Hemorrhoids are swollen veins located in the rectum or anus. They develop when increased pressure causes the vascular cushions within the anal canal to become enlarged and distended. The severity of internal hemorrhoids is classified using a four-grade system, based primarily on the degree of prolapse, or protrusion, outside the anus. This article will focus on the characteristics, symptoms, and treatment options associated with Grade 3 hemorrhoids.
Physical Characteristics of Grade 3 Hemorrhoids
The defining characteristic of a Grade 3 hemorrhoid is its tendency to prolapse outside the anal opening, requiring manual assistance to be returned to its normal position inside the anal canal. This protrusion typically occurs during straining with a bowel movement or during periods of increased abdominal pressure. Once outside, the swollen tissue does not retract spontaneously, as it would in lesser grades.
The prolapsed tissue appears as a fleshy, swollen lump outside the anus, often resembling a sac filled with enlarged veins. The tissue must be gently pushed back into the anal canal by hand to achieve relief and prevent further irritation. This need for manual reduction is the clinical feature that distinctly separates Grade 3 from other stages.
How Grade 3 Compares to Other Stages
The classification system for internal hemorrhoids focuses on the extent of prolapse and the tissue’s ability to return to its proper anatomical location. Grade 1 hemorrhoids are the least severe, remaining entirely inside the anal canal without prolapsing, though they may cause bleeding. Conservative management, such as dietary and lifestyle changes, is typically the first-line treatment for this stage.
Grade 2 hemorrhoids prolapse outside the anus during straining but spontaneously retract back inside once the straining stops. This spontaneous reduction distinguishes Grade 2 from Grade 3, which requires the patient to physically push the tissue back. The need for manual reduction marks Grade 3 as a more advanced stage.
Grade 4 hemorrhoids are the most advanced stage, characterized by tissue that is permanently prolapsed and cannot be manually pushed back inside the anal canal. This irreducible state often involves both internal and external components and is associated with the most severe symptoms. Grade 3 remains manageable through manual reduction, unlike the permanently prolapsed tissue of Grade 4.
Common Symptoms and Potential Complications
The persistent prolapse of Grade 3 hemorrhoids leads to a distinct set of symptoms. Common complaints include noticeable discomfort, a feeling of fullness, and a dull aching pain, especially when sitting or during bowel movements. Patients frequently experience bright red bleeding, which may be seen on the toilet paper or in the toilet bowl. The irritation and moisture from the prolapsed tissue can also lead to chronic itching, discharge, and soiling around the anus.

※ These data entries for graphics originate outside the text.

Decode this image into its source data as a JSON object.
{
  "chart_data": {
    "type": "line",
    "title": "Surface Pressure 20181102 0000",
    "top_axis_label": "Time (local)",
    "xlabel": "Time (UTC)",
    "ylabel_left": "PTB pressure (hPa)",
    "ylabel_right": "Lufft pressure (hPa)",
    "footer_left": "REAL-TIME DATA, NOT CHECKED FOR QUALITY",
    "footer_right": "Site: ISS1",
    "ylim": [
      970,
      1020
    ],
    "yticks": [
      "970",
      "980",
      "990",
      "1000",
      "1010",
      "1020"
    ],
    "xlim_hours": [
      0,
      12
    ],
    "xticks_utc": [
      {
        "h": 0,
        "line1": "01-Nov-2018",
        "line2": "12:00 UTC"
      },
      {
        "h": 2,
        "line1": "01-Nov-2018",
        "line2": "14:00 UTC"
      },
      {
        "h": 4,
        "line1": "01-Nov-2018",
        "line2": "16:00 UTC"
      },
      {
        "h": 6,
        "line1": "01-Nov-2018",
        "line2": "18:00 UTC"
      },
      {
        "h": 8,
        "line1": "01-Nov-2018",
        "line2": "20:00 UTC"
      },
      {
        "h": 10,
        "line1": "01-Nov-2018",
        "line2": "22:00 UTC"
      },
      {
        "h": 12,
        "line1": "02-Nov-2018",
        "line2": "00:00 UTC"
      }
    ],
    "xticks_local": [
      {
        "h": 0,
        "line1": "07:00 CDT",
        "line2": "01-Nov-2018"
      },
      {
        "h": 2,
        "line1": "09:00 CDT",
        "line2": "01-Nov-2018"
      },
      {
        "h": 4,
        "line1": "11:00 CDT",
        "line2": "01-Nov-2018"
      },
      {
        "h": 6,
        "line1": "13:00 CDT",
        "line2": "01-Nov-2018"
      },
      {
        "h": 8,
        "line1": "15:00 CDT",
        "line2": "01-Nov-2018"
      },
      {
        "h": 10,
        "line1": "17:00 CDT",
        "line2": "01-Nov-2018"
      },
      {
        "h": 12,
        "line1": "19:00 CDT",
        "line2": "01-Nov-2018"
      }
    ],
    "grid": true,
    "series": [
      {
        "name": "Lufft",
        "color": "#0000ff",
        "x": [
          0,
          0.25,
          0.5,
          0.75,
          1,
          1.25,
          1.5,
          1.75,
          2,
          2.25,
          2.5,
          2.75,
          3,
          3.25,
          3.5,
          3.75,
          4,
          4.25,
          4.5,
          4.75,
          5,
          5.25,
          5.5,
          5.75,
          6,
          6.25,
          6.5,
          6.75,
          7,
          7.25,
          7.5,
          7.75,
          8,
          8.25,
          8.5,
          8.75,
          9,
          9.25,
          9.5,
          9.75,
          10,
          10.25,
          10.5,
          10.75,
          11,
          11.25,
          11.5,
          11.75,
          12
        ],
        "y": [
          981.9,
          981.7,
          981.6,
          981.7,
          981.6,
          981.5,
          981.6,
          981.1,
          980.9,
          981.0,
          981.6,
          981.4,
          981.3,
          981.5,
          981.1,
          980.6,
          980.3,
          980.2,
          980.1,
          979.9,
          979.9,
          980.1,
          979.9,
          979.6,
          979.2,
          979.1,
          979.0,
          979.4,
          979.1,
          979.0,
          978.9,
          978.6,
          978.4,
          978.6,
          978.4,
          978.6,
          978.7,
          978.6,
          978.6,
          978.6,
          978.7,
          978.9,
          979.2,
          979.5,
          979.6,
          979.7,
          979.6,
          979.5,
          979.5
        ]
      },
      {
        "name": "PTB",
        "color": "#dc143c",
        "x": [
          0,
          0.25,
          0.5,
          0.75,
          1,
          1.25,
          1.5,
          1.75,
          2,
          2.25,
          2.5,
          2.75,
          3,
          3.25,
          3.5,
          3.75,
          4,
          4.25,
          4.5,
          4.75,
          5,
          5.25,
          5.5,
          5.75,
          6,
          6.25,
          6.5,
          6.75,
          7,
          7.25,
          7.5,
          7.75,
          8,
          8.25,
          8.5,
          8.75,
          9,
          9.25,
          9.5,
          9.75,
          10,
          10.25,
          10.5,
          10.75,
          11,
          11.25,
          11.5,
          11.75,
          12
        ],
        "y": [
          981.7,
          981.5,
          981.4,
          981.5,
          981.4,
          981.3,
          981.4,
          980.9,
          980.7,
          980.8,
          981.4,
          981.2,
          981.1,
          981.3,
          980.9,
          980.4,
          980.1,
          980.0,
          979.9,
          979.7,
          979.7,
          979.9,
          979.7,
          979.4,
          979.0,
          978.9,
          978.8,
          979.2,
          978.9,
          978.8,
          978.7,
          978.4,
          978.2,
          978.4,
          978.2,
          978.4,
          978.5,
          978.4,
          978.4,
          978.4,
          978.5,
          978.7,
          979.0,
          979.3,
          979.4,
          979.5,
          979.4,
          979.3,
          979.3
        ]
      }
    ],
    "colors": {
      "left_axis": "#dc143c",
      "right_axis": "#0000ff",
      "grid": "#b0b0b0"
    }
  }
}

Because the tissue remains outside the body until manually reduced, Grade 3 hemorrhoids carry a higher risk of complications than lower grades. One issue is the development of a thrombosed hemorrhoid, where a blood clot forms inside the swollen vein, causing acute pain and a bluish discoloration. The persistent protrusion also increases the risk of strangulation, a serious complication where the anal sphincter muscle constricts the prolapsed tissue, cutting off its blood supply.
Treatment Options Specific to Grade 3 Severity
Treatment for Grade 3 hemorrhoids typically moves beyond simple conservative home remedies, as lifestyle changes alone are insufficient to resolve the structural issue of prolapse. The initial approach may involve office-based procedures, such as rubber band ligation (RBL), the most popular non-surgical option for Grades 1 through 3. RBL involves placing a small rubber band around the base of the tissue, cutting off its blood supply, causing it to shrink and fall off within a week. Grade 3 cases may require multiple sessions to achieve a lasting result.
For larger Grade 3 hemorrhoids, or when non-surgical treatments have failed, a surgical approach is often necessary. The most definitive surgical treatment is a hemorrhoidectomy, which involves the complete removal of the enlarged tissue. Hemorrhoidectomy offers the lowest recurrence rate compared to other methods, making it highly effective for advanced stages. Other surgical options include stapled hemorrhoidopexy, which removes a ring of tissue and repositions the remaining hemorrhoids, or hemorrhoidal artery ligation, which uses sutures to reduce blood flow to the area.